Marche mondiale des femmes

Non, l’égalité n’est pas atteinte !

Par Mis en ligne le 13 octobre 2010

En 2010, dans plus de 70 pays à tra­vers le monde, des mil­liers de femmes par­ti­cipent à la troi­sième action inter­na­tio­nale de la Marche mon­diale des femmes. Par leurs inter­ven­tions, elles sou­haitent voir recu­ler la pau­vreté et la vio­lence et faire avan­cer leurs luttes pour un monde juste et éga­li­taire. Du 12 au 17 octobre, des femmes et des hommes de tous les coins du Québec se join­dront à ce grand mou­ve­ment afin que le gou­ver­ne­ment réponde à leurs reven­di­ca­tions.

Au cours des der­nières décen­nies, il est vrai que d’importants gains ont été réa­li­sés. On peut penser aux congés de mater­nité et de pater­nité, aux gar­de­ries à 7 $, à l’équité sala­riale et aux res­sources main­te­nant dis­po­nibles pour les femmes vic­times de vio­lence. Ces vic­toires ont été obte­nues grâce aux luttes achar­nées menées par des femmes dans leurs milieux de vie et de tra­vail.

Toutefois, même si on tente de nous faire croire que l’égalité est atteinte et que les femmes ne subissent plus de dis­cri­mi­na­tion, la réa­lité n’est pas si rose : il reste beau­coup à faire !
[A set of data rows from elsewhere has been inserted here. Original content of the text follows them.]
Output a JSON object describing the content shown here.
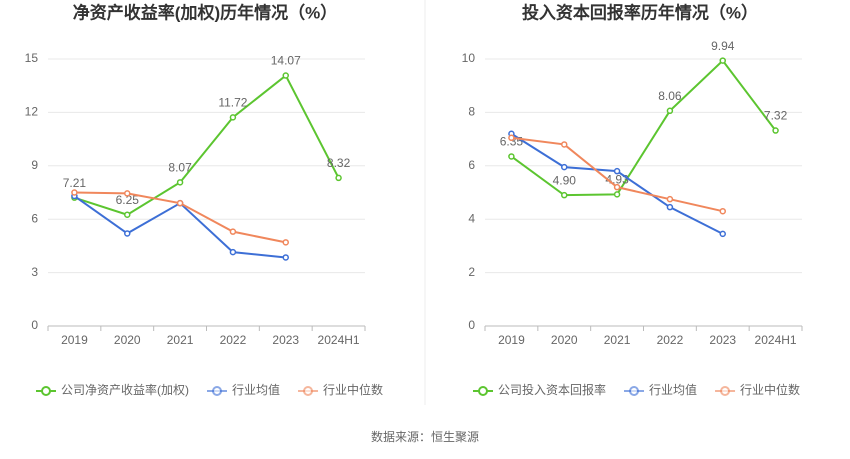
{
  "chart_data": [
    {
      "type": "line",
      "title": "净资产收益率(加权)历年情况（%）",
      "categories": [
        "2019",
        "2020",
        "2021",
        "2022",
        "2023",
        "2024H1"
      ],
      "ylim": [
        0,
        15
      ],
      "yticks": [
        0,
        3,
        6,
        9,
        12,
        15
      ],
      "grid": true,
      "legend": "bottom",
      "series": [
        {
          "name": "公司净资产收益率(加权)",
          "color": "#5cc530",
          "values": [
            7.21,
            6.25,
            8.07,
            11.72,
            14.07,
            8.32
          ],
          "value_labels": [
            "7.21",
            "6.25",
            "8.07",
            "11.72",
            "14.07",
            "8.32"
          ]
        },
        {
          "name": "行业均值",
          "color": "#3d6fd6",
          "values": [
            7.3,
            5.2,
            6.9,
            4.15,
            3.85,
            null
          ]
        },
        {
          "name": "行业中位数",
          "color": "#f0875c",
          "values": [
            7.5,
            7.45,
            6.9,
            5.3,
            4.7,
            null
          ]
        }
      ]
    },
    {
      "type": "line",
      "title": "投入资本回报率历年情况（%）",
      "categories": [
        "2019",
        "2020",
        "2021",
        "2022",
        "2023",
        "2024H1"
      ],
      "ylim": [
        0,
        10
      ],
      "yticks": [
        0,
        2,
        4,
        6,
        8,
        10
      ],
      "grid": true,
      "legend": "bottom",
      "series": [
        {
          "name": "公司投入资本回报率",
          "color": "#5cc530",
          "values": [
            6.35,
            4.9,
            4.93,
            8.06,
            9.94,
            7.32
          ],
          "value_labels": [
            "6.35",
            "4.90",
            "4.93",
            "8.06",
            "9.94",
            "7.32"
          ]
        },
        {
          "name": "行业均值",
          "color": "#3d6fd6",
          "values": [
            7.2,
            5.95,
            5.8,
            4.45,
            3.45,
            null
          ]
        },
        {
          "name": "行业中位数",
          "color": "#f0875c",
          "values": [
            7.05,
            6.8,
            5.2,
            4.75,
            4.3,
            null
          ]
        }
      ]
    }
  ],
  "source": "数据来源：恒生聚源"
}
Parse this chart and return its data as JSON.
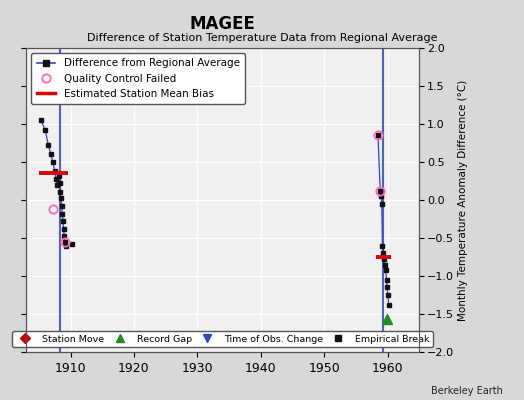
{
  "title": "MAGEE",
  "subtitle": "Difference of Station Temperature Data from Regional Average",
  "ylabel_right": "Monthly Temperature Anomaly Difference (°C)",
  "credit": "Berkeley Earth",
  "xlim": [
    1903,
    1965
  ],
  "ylim": [
    -2,
    2
  ],
  "yticks": [
    -2,
    -1.5,
    -1,
    -0.5,
    0,
    0.5,
    1,
    1.5,
    2
  ],
  "xticks": [
    1910,
    1920,
    1930,
    1940,
    1950,
    1960
  ],
  "background_color": "#d8d8d8",
  "plot_bg_color": "#f0f0f0",
  "segment1_vline_x": 1908.3,
  "segment1_data": [
    [
      1905.3,
      1.05
    ],
    [
      1906.0,
      0.92
    ],
    [
      1906.5,
      0.72
    ],
    [
      1906.9,
      0.6
    ],
    [
      1907.2,
      0.5
    ],
    [
      1907.5,
      0.38
    ],
    [
      1907.7,
      0.28
    ],
    [
      1907.9,
      0.2
    ],
    [
      1908.1,
      0.32
    ],
    [
      1908.3,
      0.22
    ],
    [
      1908.4,
      0.1
    ],
    [
      1908.5,
      0.02
    ],
    [
      1908.6,
      -0.08
    ],
    [
      1908.7,
      -0.18
    ],
    [
      1908.8,
      -0.28
    ],
    [
      1908.9,
      -0.38
    ],
    [
      1909.0,
      -0.48
    ],
    [
      1909.1,
      -0.55
    ],
    [
      1909.3,
      -0.6
    ],
    [
      1910.3,
      -0.58
    ]
  ],
  "segment1_bias_y": 0.35,
  "segment1_bias_x1": 1905.0,
  "segment1_bias_x2": 1909.6,
  "segment2_vline_x": 1959.3,
  "segment2_data": [
    [
      1958.5,
      0.85
    ],
    [
      1958.85,
      0.12
    ],
    [
      1959.0,
      0.05
    ],
    [
      1959.1,
      -0.05
    ],
    [
      1959.2,
      -0.6
    ],
    [
      1959.35,
      -0.7
    ],
    [
      1959.5,
      -0.78
    ],
    [
      1959.6,
      -0.85
    ],
    [
      1959.7,
      -0.92
    ],
    [
      1959.85,
      -1.05
    ],
    [
      1959.95,
      -1.15
    ],
    [
      1960.05,
      -1.25
    ],
    [
      1960.2,
      -1.38
    ]
  ],
  "segment2_bias_y": -0.75,
  "segment2_bias_x1": 1958.2,
  "segment2_bias_x2": 1960.5,
  "qc_failed_points": [
    [
      1907.2,
      -0.12
    ],
    [
      1909.1,
      -0.55
    ],
    [
      1958.5,
      0.85
    ],
    [
      1958.85,
      0.12
    ]
  ],
  "empirical_break_x": 1959.85,
  "empirical_break_y": -1.56,
  "grid_color": "#ffffff",
  "line_color": "#3344cc",
  "bias_color": "#dd0000",
  "qc_color": "#ff69b4",
  "marker_color": "#111111",
  "green_color": "#228B22"
}
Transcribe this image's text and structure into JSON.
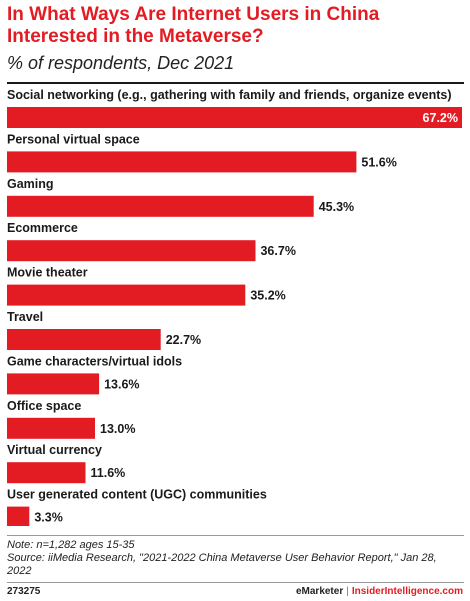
{
  "header": {
    "title": "In What Ways Are Internet Users in China Interested in the Metaverse?",
    "subtitle": "% of respondents, Dec 2021"
  },
  "chart_data": {
    "type": "bar",
    "orientation": "horizontal",
    "title": "In What Ways Are Internet Users in China Interested in the Metaverse?",
    "subtitle": "% of respondents, Dec 2021",
    "categories": [
      "Social networking (e.g., gathering with family and friends, organize events)",
      "Personal virtual space",
      "Gaming",
      "Ecommerce",
      "Movie theater",
      "Travel",
      "Game characters/virtual idols",
      "Office space",
      "Virtual currency",
      "User generated content (UGC) communities"
    ],
    "values": [
      67.2,
      51.6,
      45.3,
      36.7,
      35.2,
      22.7,
      13.6,
      13.0,
      11.6,
      3.3
    ],
    "value_labels": [
      "67.2%",
      "51.6%",
      "45.3%",
      "36.7%",
      "35.2%",
      "22.7%",
      "13.6%",
      "13.0%",
      "11.6%",
      "3.3%"
    ],
    "xlim": [
      0,
      67.2
    ],
    "bar_color": "#e31b23",
    "grid": false,
    "legend": "none"
  },
  "footer": {
    "note": "Note: n=1,282 ages 15-35",
    "source": "Source: iiMedia Research, \"2021-2022 China Metaverse User Behavior Report,\" Jan 28, 2022",
    "chart_id": "273275",
    "brand_left": "eMarketer",
    "brand_sep": "|",
    "brand_right": "InsiderIntelligence.com"
  },
  "colors": {
    "accent": "#e31b23",
    "text": "#1a1a1a"
  }
}
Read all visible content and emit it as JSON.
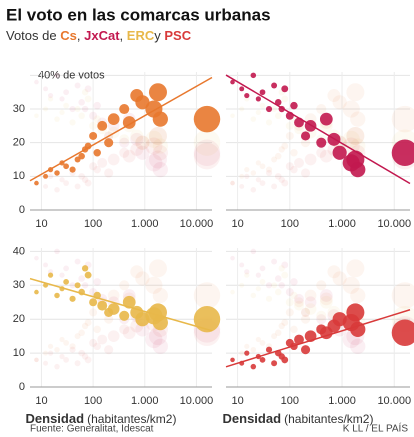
{
  "title": "El voto en las comarcas urbanas",
  "subtitle": {
    "text": "Votos de",
    "separators": [
      ",",
      ",",
      "y"
    ]
  },
  "source": "Fuente: Generalitat, Idescat",
  "credit": "K LL / EL PAÍS",
  "chart_data": [
    {
      "type": "scatter",
      "log_x": true,
      "grid": true,
      "trend": true,
      "ytick_labels": true,
      "x": [
        8,
        12,
        15,
        20,
        25,
        30,
        40,
        50,
        60,
        70,
        80,
        100,
        120,
        150,
        200,
        250,
        400,
        500,
        700,
        900,
        1500,
        1800,
        2000,
        16000
      ],
      "sizes": [
        10,
        15,
        20,
        25,
        20,
        30,
        40,
        35,
        50,
        45,
        60,
        100,
        80,
        190,
        150,
        300,
        200,
        380,
        400,
        500,
        800,
        900,
        600,
        2200
      ],
      "xlim": [
        6,
        20000
      ],
      "xticks": [
        10,
        100,
        {
          "value": 1000,
          "label": "1.000"
        },
        {
          "value": 10000,
          "label": "10.000"
        }
      ],
      "ylim": [
        0,
        41
      ],
      "yticks": [
        0,
        10,
        20,
        30,
        {
          "value": 40,
          "label": "40% de votos"
        }
      ],
      "series": [
        {
          "name": "Cs",
          "color": "#e8782e",
          "values": [
            8,
            10,
            12,
            11,
            14,
            13,
            12,
            15,
            16,
            18,
            19,
            22,
            17,
            25,
            20,
            27,
            30,
            26,
            34,
            32,
            30,
            35,
            27,
            27
          ]
        }
      ]
    },
    {
      "type": "scatter",
      "log_x": true,
      "grid": true,
      "trend": true,
      "ytick_labels": false,
      "x": [
        8,
        12,
        15,
        20,
        25,
        30,
        40,
        50,
        60,
        70,
        80,
        100,
        120,
        150,
        200,
        250,
        400,
        500,
        700,
        900,
        1500,
        1800,
        2000,
        16000
      ],
      "sizes": [
        10,
        15,
        20,
        25,
        20,
        30,
        40,
        35,
        50,
        45,
        60,
        100,
        80,
        190,
        150,
        300,
        200,
        380,
        400,
        500,
        800,
        900,
        600,
        2200
      ],
      "xlim": [
        6,
        20000
      ],
      "xticks": [
        10,
        100,
        {
          "value": 1000,
          "label": "1.000"
        },
        {
          "value": 10000,
          "label": "10.000"
        }
      ],
      "ylim": [
        0,
        41
      ],
      "yticks": [
        0,
        10,
        20,
        30,
        40
      ],
      "series": [
        {
          "name": "JxCat",
          "color": "#c2184f",
          "values": [
            38,
            36,
            34,
            40,
            33,
            35,
            30,
            37,
            32,
            30,
            36,
            28,
            31,
            26,
            22,
            25,
            20,
            27,
            21,
            17,
            14,
            15,
            12,
            17
          ]
        }
      ]
    },
    {
      "type": "scatter",
      "log_x": true,
      "grid": true,
      "trend": true,
      "ytick_labels": true,
      "x": [
        8,
        12,
        15,
        20,
        25,
        30,
        40,
        50,
        60,
        70,
        80,
        100,
        120,
        150,
        200,
        250,
        400,
        500,
        700,
        900,
        1500,
        1800,
        2000,
        16000
      ],
      "sizes": [
        10,
        15,
        20,
        25,
        20,
        30,
        40,
        35,
        50,
        45,
        60,
        100,
        80,
        190,
        150,
        300,
        200,
        380,
        400,
        500,
        800,
        900,
        600,
        2200
      ],
      "xlim": [
        6,
        20000
      ],
      "xticks": [
        10,
        100,
        {
          "value": 1000,
          "label": "1.000"
        },
        {
          "value": 10000,
          "label": "10.000"
        }
      ],
      "ylim": [
        0,
        41
      ],
      "yticks": [
        0,
        10,
        20,
        30,
        40
      ],
      "xlabel": "Densidad",
      "xlabel_unit": "(habitantes/km2)",
      "series": [
        {
          "name": "ERC",
          "color": "#e8b84a",
          "values": [
            28,
            30,
            33,
            27,
            29,
            31,
            26,
            30,
            28,
            35,
            33,
            25,
            27,
            24,
            22,
            23,
            21,
            25,
            22,
            20,
            21,
            22,
            19,
            20
          ]
        }
      ]
    },
    {
      "type": "scatter",
      "log_x": true,
      "grid": true,
      "trend": true,
      "ytick_labels": false,
      "x": [
        8,
        12,
        15,
        20,
        25,
        30,
        40,
        50,
        60,
        70,
        80,
        100,
        120,
        150,
        200,
        250,
        400,
        500,
        700,
        900,
        1500,
        1800,
        2000,
        16000
      ],
      "sizes": [
        10,
        15,
        20,
        25,
        20,
        30,
        40,
        35,
        50,
        45,
        60,
        100,
        80,
        190,
        150,
        300,
        200,
        380,
        400,
        500,
        800,
        900,
        600,
        2200
      ],
      "xlim": [
        6,
        20000
      ],
      "xticks": [
        10,
        100,
        {
          "value": 1000,
          "label": "1.000"
        },
        {
          "value": 10000,
          "label": "10.000"
        }
      ],
      "ylim": [
        0,
        41
      ],
      "yticks": [
        0,
        10,
        20,
        30,
        40
      ],
      "xlabel": "Densidad",
      "xlabel_unit": "(habitantes/km2)",
      "series": [
        {
          "name": "PSC",
          "color": "#d83a3a",
          "values": [
            8,
            7,
            10,
            6,
            9,
            8,
            11,
            7,
            10,
            9,
            8,
            13,
            12,
            14,
            11,
            15,
            17,
            16,
            18,
            20,
            19,
            22,
            17,
            16
          ]
        }
      ]
    }
  ]
}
Tout d’abord, au cha­pitre de l’autonomie éco­no­mique, il faut pour­suivre la lutte car, encore aujourd’hui, le revenu des femmes ne repré­sente en moyenne que 70 % de celui des hommes. Les femmes sont aussi plus nom­breuses à occu­per des emplois aty­piques et pré­caires, à être non syn­di­quées et sans fonds de pen­sion. Par le fait même, elles sont plus pauvres une fois la retraite arri­vée, n’ayant pas contri­bué autant que les hommes aux régimes de pro­tec­tion sociale comme la Régie des rentes du Québec. Les emplois au salaire mini­mum sont majo­ri­tai­re­ment (60 %) déte­nus par des femmes, alors que celles-ci ne repré­sentent que 46 % de la main-d’œuvre. Or, le revenu d’une per­sonne qui tra­vaille 40 heures par semaine, au salaire mini­mum, est 11 % en des­sous du seuil de faible revenu pour une per­sonne seule avant impôt. Pourtant, l’autonomie éco­no­mique est l’une des clés de l’accès à l’égalité pour les femmes.

De plus, les ser­vices publics, qui avaient pro­gres­si­ve­ment permis aux femmes d’entrer sur le marché du tra­vail, sont aujourd’hui sérieu­se­ment mena­cés par la pri­va­ti­sa­tion et le désen­ga­ge­ment de l’État. De ce fait, les per­sonnes les plus pauvres de la société sont dure­ment tou­chées, en par­ti­cu­lier les femmes, puisqu’elles sont sou­vent les pre­mières à prendre la relève de l‘État, par­fois au prix de leur emploi, pour s’occuper d’enfants malades ou de parents en perte d’autonomie. La lutte contre la pri­va­ti­sa­tion et pour la défense des ser­vices publics est impor­tante, car les ser­vices publics sont une autre clé essen­tielle à l’atteinte de l’égalité pour les femmes.

Il reste aussi beau­coup à faire en regard de la vio­lence faites aux femmes, puisque leur corps conti­nue à être uti­lisé tantôt comme un objet sexuel, tantôt comme un butin de guerre, quand il n’est pas violé et hon­teu­se­ment mutilé. Il faut aussi se rap­pe­ler que le droit de choi­sir de pour­suivre ou non une gros­sesse est régu­liè­re­ment remis en ques­tion et que, chaque année, des femmes meurent encore à la suite d’avortements pra­ti­qués dans des condi­tions insa­lubres.

Lorsque je pense à la situa­tion de la majo­rité des femmes, encore aujourd’hui, il est clair que l’égalité n’est pas atteinte. Il importe donc de se retrous­ser les manches et de lutter pour l’autonomie éco­no­mique des femmes, pour la défense du bien commun et pour l’accès aux res­sources dans le but de mettre fin aux vio­lences que subissent les femmes et pour bâtir un monde de paix, un monde plus juste. La Marche mon­diale des femmes 2010 est un jalon impor­tant dans la lutte des femmes pour l’égalité.